Slice the remaining butter and prepare ice water: Thinly slice the remaining 1½ sticks butter (6 oz / 170g) crosswise into ⅛-inch-thick slices and place them on a plate in the refrigerator. Prepare about 1 cup of ice water and refrigerate.
Grate the frozen butter into the flour mixture: Remove the butter and flour mixture from the freezer and toss the whole butter sticks in the flour mixture to coat. Working quickly to prevent your hands from warming the butter, grate the flour-coated butter on the large holes of a box grater directly into the flour. ① Use a fork to toss the butter bits in the flour to thoroughly coat them.
Add the sliced butter and bring the dough together: Remove the butter slices from the refrigerator and toss them in the flour mixture to distribute. Gradually drizzle ½ cup of the ice water (4 oz / 113g) into the bowl, tossing constantly with a fork, until you have shaggy pieces of dough.
Using your hands, knead the dough a couple of times in the bowl to bring it together in large pieces. Place a large sheet of plastic wrap on your work surface and transfer the large pieces of dough onto it, leaving the floury bits behind in the bowl.
Drizzle more ice water into the bowl by the teaspoon, tossing with the fork, just until the remainder of the dough holds together in a mass when squeezed (the dough will still seem very dry, which is normal). Place every last bit of dough on top of the plastic wrap and pat it down into a ½-inch-thick square, pressing firmly on any dry spots to compact.
Wrap tightly in plastic, eliminating air bubbles, then use the rolling pin or the heel of your palm to flatten the dough further, pushing it into the corners of the plastic.
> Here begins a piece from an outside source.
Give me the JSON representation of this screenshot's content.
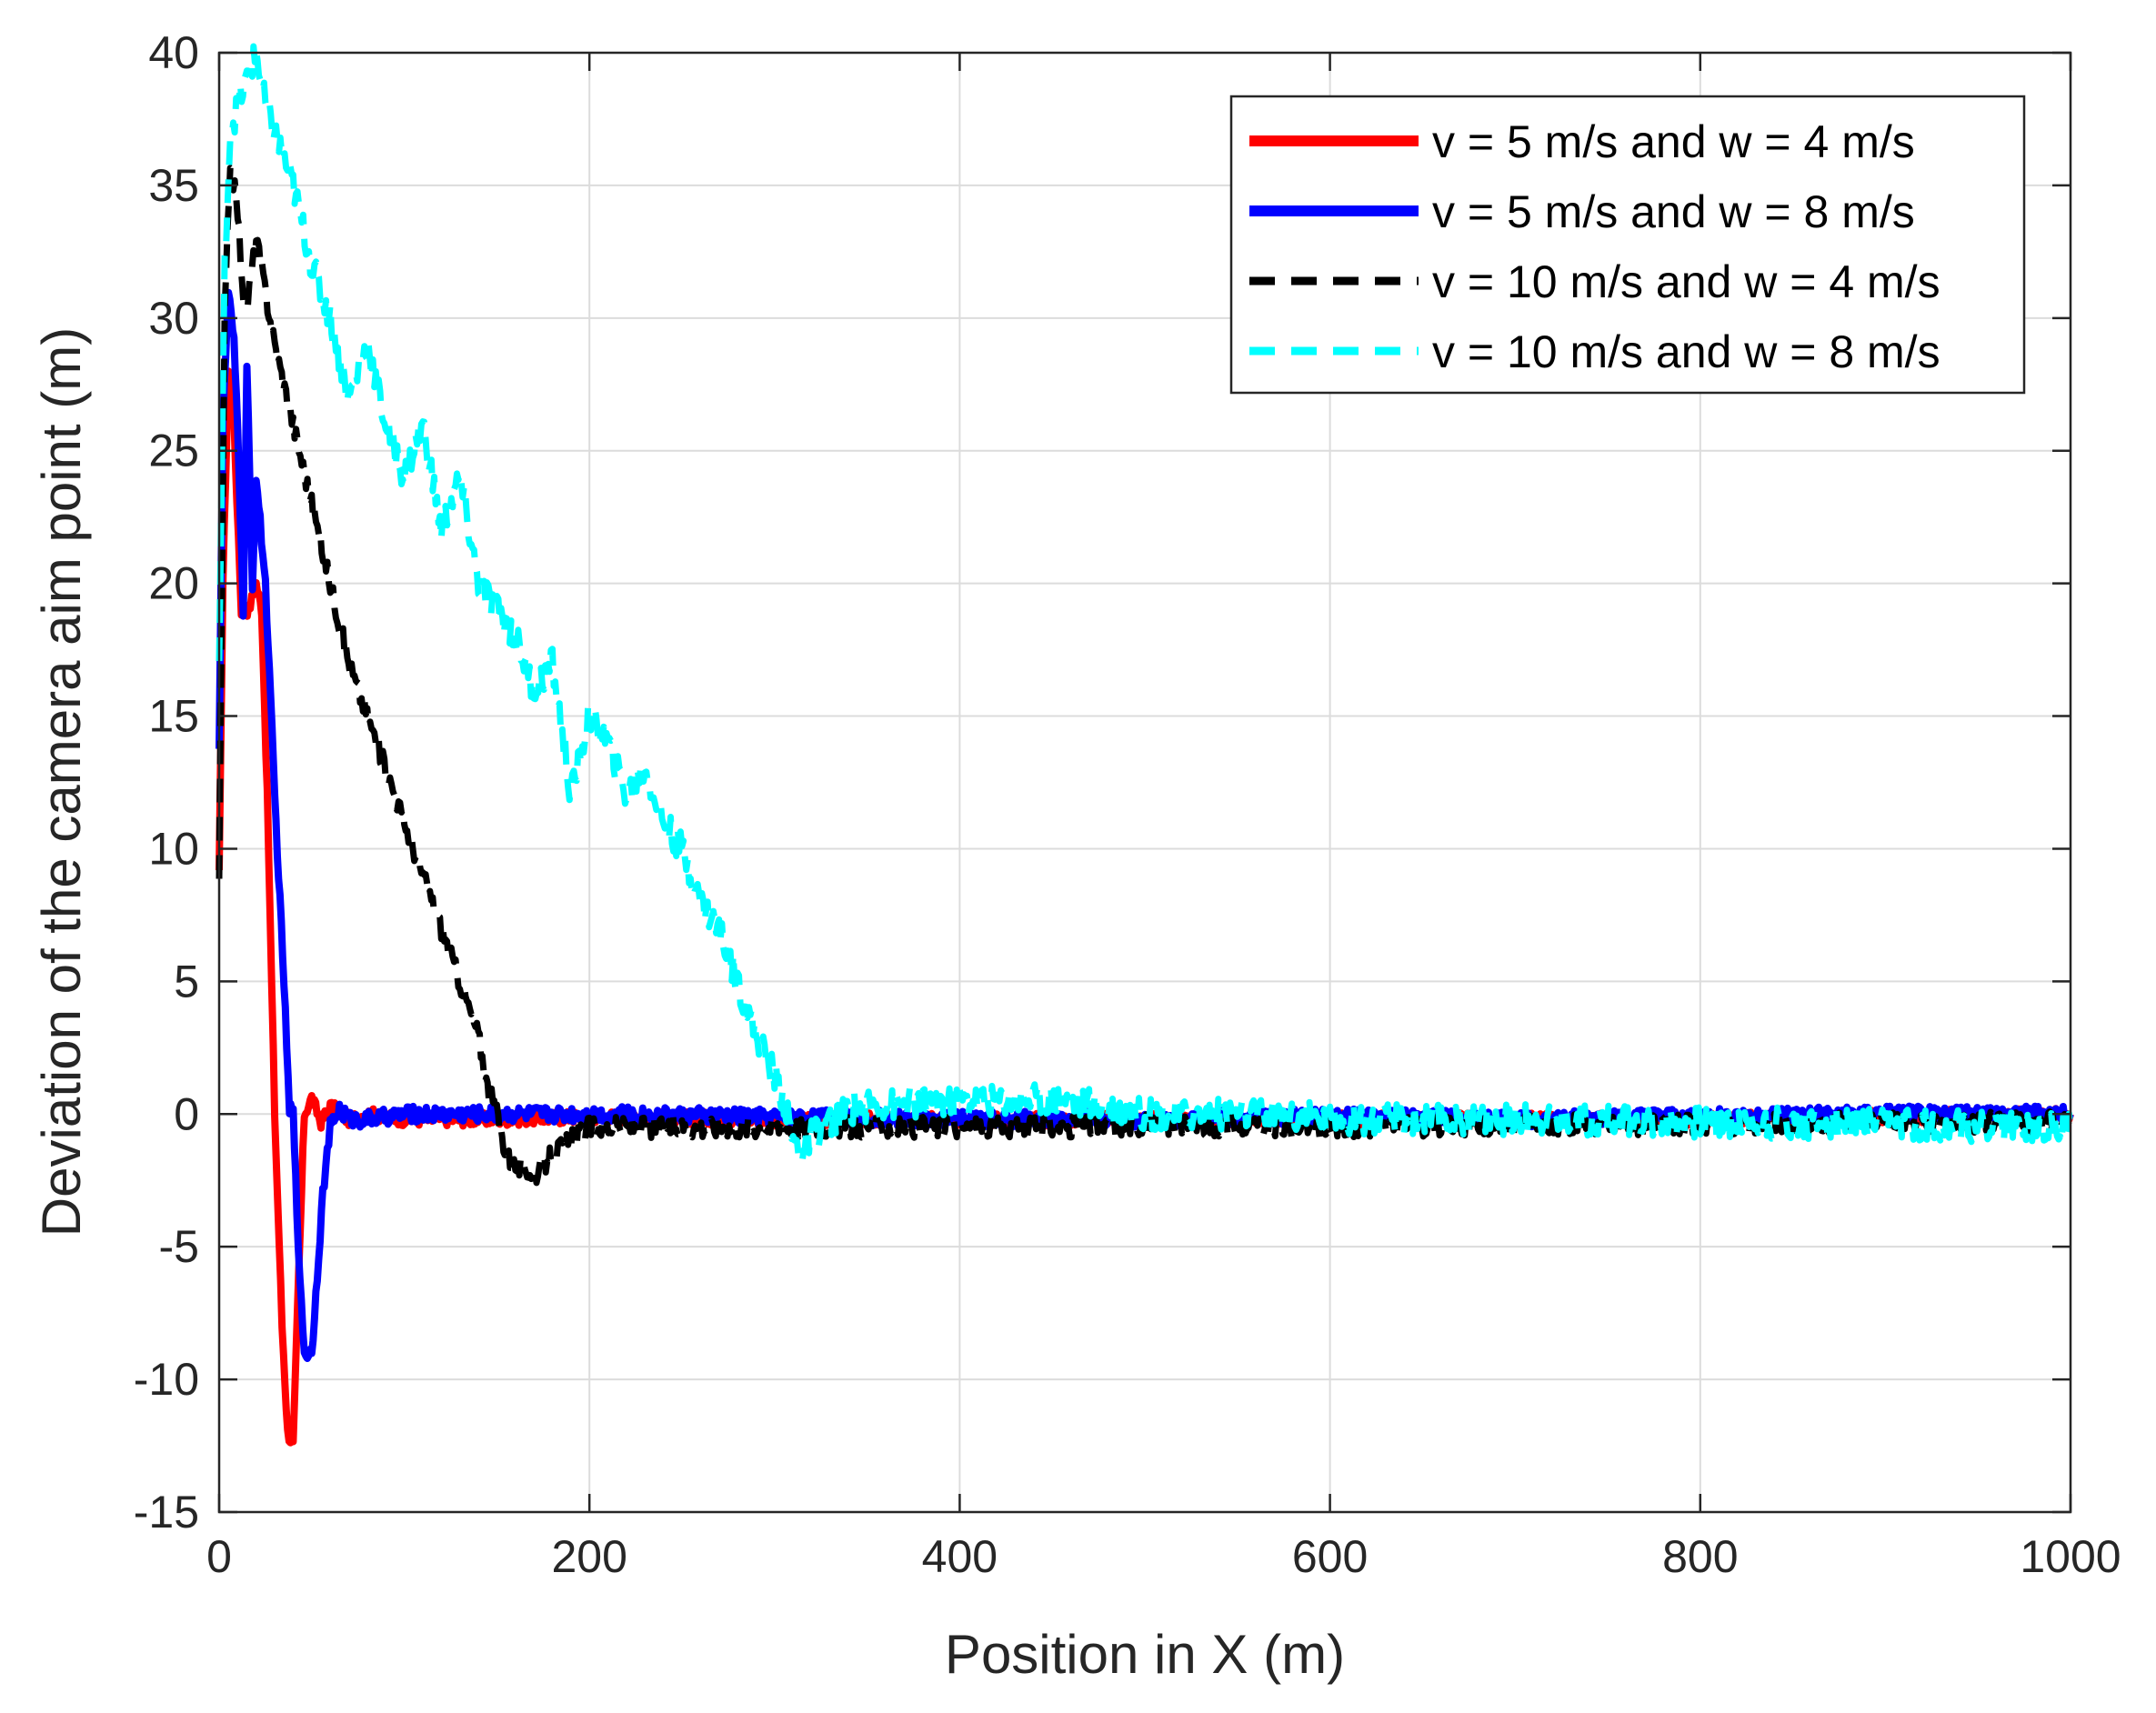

Refrigerate for 2 hours.
Roll out and fold the pastry twice: Let the dough sit at room temperature for about 5 minutes to soften. Unwrap and place on a lightly floured surface. Use a rolling pin to beat the dough all across the surface to make it more pliable.
Roll out the pastry, dusting the top and underside with more flour as needed, into a long rectangle that’s about three times longer than it is wide and ¼ inch thick. Fold the dough in thirds like a letter, first lifting up the bottom third and pressing it into the center, then folding down the top third. Rotate the dough 90 degrees. Using more flour as needed, roll out the dough into another long rectangle and fold in thirds again. Cut the dough in half crosswise, wrap each half tightly in plastic, and refrigerate at least 1 hour. The pastry is now ready to use. ②
The rough puff pastry, well wrapped and refrigerated, will keep up to 2 days or can be frozen up to 2 months (let the dough thaw in the refrigerator overnight before rolling out).
① You could also use the grating disk of the food processor to very quickly grate the partially frozen butter instead of using a box grater. Place 2 tablespoons of the total flour in the bowl of the food processor first so it coats the butter shreds and keeps them separated.
② Don’t try to use the pastry right after performing the series of folds, even if it still seems cold and workable. The back-to-back rolling and folding will develop gluten, which will cause the pastry to spring back when you try to roll it (and then shrink during baking). It needs to rest at least 1 hour in the refrigerator so the gluten can relax.